Do these two statements make no sense whatsoever when read together, or am I missing something?

I was thinking the same exact thing.
Look at his pic, if that doesn't qualify as an attack then that DEP person needs to get fired.
http://www.njherald.com/

I was thinking that as well. Gothamist is always so unclear with their writing it pisses me off.

"She said it's important to note that the incident has not yet been characterized as category 1, which is defined as the most serious of bear/human encounters, but also includes break-ins of houses, killing of livestock and destruction of crops."

So they're not saying it wasn't an attack, they're saying it (so far, as investigation continues) hasn't been classified as a "category 1" attack.

Just guessing, but maybe Category 1 would require that his injuries were directly caused by the bear (claws or teeth), but if they're caused indirectly by being knocked to the ground it's categorized differently.

but those bruises were from him knocked downed and not directly from the bear.

At most it was a mugging and not an attack. bear just liked the sandwich.

It does make sense to make the distinction in recording it. The response should be different for an animal that has and presumably could again aggressively attack a human than for one that will simply run over a human who gets between it and some food.

The bruises are from when the bear tried to restrain the guy after the guy issued anti-ursine epithets.

DEP is correct.
It wasn't a bear attack.
It was a bear mugging.
Bears don't want iPhones, do they?

Boo-boo was keeping watch for the fuzz as Yogi took the loot

SAVE THE BEARS! SAVE THE BEARS! Doth sayest Felixthecat2, before he says it.

The guy should own up and tell his wife the truth. She sent him out to get an Italian Hoagie and he went to a gin mill, spent the hoagie money and got wasted on cheap vodka. So he's about two hours late getting back and he makes up an excuse that he got mugged by a bear. Even if he did. Why did it take him an hour to get up? Was the bear using him as a park bench while it slowly ate the hoagie?

I think when a bear knocks you down it's an attack, but the bear is starving so he didn't want to hurt the man, just take his sammich.

If the guy got the hoagie with oil and vinegar rather than the mayo dressing I think he would have been OK.

That must have been a hell of a sub...that could be a new marketing effort are subs are so good bears will attack you for it.

Yes I can see the motto's now on some Italian "3 large pizzas for $8" joint out in Jersey.

"You can't bear to live without our delicious hoagies."

"Bear with us during our new expansion."

"We have a right to bear pizzas and hoagies."

"There is bearly nothing artificial in our hoagies."

"We are bearish on our hoagies."

"Please try our bear hoagie special."

If you look at the picture that is posted above, clearly the DEP is correct by saying the bear's shirt is not ripped, and the bear sustained no bruises or scratches after it was attacked by the Jersey Man.

i love me some sammiches. here's a good one:

a fresh baguette
some fresh moz
hot peppers
onions
shredded iceberg lettuce
prosciutto
mortadella
salami
oil & vinegar
italian seasoning

serve with a cold peroni and some chips...delish!
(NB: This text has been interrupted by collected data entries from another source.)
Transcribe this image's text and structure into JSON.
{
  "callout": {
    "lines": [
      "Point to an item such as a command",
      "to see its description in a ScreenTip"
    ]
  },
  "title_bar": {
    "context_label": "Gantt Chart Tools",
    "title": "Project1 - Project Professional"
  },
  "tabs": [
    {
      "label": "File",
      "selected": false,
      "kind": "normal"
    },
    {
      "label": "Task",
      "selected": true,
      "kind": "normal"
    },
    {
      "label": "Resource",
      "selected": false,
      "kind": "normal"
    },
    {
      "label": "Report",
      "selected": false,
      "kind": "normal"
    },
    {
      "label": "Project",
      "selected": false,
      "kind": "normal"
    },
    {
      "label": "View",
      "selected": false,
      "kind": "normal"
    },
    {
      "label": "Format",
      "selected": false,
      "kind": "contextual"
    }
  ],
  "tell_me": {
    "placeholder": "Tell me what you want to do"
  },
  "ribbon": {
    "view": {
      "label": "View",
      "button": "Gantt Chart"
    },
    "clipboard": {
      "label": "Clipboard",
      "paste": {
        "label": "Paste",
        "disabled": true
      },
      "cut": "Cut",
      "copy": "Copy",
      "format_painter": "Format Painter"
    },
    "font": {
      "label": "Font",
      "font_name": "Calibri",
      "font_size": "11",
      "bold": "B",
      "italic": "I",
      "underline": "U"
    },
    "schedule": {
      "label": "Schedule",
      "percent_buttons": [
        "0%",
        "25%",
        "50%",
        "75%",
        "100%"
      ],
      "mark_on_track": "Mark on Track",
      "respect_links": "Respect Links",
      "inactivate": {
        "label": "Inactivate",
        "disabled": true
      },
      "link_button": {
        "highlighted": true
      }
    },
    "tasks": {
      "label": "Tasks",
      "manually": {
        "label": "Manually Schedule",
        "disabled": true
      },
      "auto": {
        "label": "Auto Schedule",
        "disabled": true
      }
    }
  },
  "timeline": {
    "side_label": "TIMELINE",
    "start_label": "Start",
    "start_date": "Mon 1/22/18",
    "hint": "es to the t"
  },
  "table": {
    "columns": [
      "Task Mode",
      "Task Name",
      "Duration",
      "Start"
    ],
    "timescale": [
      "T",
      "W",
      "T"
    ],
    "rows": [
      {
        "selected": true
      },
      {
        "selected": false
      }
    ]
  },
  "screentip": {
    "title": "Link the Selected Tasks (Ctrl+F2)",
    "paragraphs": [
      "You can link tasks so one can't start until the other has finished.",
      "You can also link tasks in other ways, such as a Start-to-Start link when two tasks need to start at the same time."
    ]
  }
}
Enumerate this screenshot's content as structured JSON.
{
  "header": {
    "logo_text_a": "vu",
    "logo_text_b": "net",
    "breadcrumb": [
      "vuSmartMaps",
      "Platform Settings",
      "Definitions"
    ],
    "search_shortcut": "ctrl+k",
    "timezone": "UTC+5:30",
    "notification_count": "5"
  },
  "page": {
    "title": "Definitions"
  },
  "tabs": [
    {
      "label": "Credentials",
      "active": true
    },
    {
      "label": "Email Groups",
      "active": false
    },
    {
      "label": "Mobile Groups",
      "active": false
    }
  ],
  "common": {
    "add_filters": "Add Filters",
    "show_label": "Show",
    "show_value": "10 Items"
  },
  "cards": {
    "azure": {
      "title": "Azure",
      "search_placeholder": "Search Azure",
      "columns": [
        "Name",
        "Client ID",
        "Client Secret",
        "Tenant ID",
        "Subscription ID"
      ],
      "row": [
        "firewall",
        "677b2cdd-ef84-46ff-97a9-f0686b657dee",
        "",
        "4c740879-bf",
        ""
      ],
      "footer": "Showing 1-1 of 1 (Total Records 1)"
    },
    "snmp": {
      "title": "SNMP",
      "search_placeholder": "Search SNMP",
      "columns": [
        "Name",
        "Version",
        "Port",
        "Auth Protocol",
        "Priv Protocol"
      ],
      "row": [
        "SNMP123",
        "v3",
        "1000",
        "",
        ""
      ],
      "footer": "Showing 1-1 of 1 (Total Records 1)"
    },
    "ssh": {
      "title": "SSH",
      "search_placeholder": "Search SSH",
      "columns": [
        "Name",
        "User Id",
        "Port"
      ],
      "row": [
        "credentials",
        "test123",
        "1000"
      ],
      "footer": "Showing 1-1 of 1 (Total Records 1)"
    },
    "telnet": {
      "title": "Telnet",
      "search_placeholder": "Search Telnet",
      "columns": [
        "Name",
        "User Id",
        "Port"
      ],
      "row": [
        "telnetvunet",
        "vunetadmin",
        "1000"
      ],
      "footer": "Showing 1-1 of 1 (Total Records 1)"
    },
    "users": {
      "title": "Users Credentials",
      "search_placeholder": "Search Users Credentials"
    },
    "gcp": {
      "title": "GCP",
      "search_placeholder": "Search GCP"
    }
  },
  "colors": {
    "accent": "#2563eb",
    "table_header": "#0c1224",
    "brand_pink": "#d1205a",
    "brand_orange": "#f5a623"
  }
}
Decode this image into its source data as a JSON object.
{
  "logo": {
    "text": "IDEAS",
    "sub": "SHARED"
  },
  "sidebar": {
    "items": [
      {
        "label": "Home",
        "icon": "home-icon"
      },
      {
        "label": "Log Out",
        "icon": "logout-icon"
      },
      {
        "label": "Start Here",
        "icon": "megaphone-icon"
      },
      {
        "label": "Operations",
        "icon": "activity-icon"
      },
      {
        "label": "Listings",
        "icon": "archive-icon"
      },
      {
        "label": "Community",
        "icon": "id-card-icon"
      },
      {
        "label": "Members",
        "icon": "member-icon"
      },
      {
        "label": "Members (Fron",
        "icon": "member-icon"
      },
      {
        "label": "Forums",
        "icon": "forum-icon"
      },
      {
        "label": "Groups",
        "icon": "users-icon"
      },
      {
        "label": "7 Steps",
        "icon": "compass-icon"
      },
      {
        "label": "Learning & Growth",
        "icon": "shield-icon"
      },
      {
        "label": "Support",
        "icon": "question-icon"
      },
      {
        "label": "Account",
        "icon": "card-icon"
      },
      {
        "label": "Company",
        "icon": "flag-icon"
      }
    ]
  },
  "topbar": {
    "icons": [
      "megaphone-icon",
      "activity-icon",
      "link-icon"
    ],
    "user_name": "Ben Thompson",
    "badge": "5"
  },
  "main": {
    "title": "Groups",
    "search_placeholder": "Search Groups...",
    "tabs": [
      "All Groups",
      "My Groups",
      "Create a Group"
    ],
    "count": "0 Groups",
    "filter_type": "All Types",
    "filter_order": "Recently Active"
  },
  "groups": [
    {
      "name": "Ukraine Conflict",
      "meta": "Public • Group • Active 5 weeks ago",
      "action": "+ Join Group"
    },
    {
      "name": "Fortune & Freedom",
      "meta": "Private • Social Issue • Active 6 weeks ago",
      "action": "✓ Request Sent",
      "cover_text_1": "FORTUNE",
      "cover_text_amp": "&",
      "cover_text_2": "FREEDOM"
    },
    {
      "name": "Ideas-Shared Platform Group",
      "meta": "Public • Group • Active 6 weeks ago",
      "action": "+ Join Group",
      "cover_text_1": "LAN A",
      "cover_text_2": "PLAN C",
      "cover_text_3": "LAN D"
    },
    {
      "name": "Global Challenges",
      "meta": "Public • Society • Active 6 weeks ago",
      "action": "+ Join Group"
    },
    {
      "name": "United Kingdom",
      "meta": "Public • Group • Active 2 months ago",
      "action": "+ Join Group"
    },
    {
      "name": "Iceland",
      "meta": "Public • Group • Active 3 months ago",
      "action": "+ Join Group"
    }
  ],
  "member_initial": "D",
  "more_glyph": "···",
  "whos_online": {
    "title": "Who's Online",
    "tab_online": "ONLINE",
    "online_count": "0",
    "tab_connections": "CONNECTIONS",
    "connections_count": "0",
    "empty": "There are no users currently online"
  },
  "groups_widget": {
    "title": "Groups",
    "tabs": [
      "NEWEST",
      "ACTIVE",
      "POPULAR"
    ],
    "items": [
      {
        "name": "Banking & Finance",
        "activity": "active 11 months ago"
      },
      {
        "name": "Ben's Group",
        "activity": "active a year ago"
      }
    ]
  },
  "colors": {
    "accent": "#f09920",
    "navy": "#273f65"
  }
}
this has nothing to do with the article, but I've always wondered why such a large animal as a bear, has a small, little tail.

No Gabagool on that sub? The bear missed out on a great flashback of Papa and Uncle Jun cutting a guy's hand off at the pork store.

Of course there was no gabagool. It was a northern Italian deli run by a bunch of Pakistani's. Lot's of them people out there in Jersey are third and fourth generation. They don't know from nothing when it comes to good gabagool.

The bear was a fool also. If he waited a bit longer he could've popped a nice fresh scammose with prosciut sandwich. With a some extra virgin olive oil and basil over a slightly toasted Italian bread and a small glass of regional wine. The bear's wife would have done some great things in the woods if he took a half a foot long home to her. But unfortunately he went for the common Italian hoagie.

And to think all day long the bitch was out there gathering berries (blackberries are in season right now) for desert and there he is chasing down a lousy $3.75 generic hoagie wrapped in saran wrap.

I'm sure glad I'm not him.

Well, that answers that question: "Does a bear eat shit in the woods?"

Black bears are well-known muggers. Nobody in NJ was ever mugged by a white bear.

Probably because white bears have a bi-polar disorder.

White New Jersey bears are too loaded down with hair gel and tacky gold chains to catch anybody.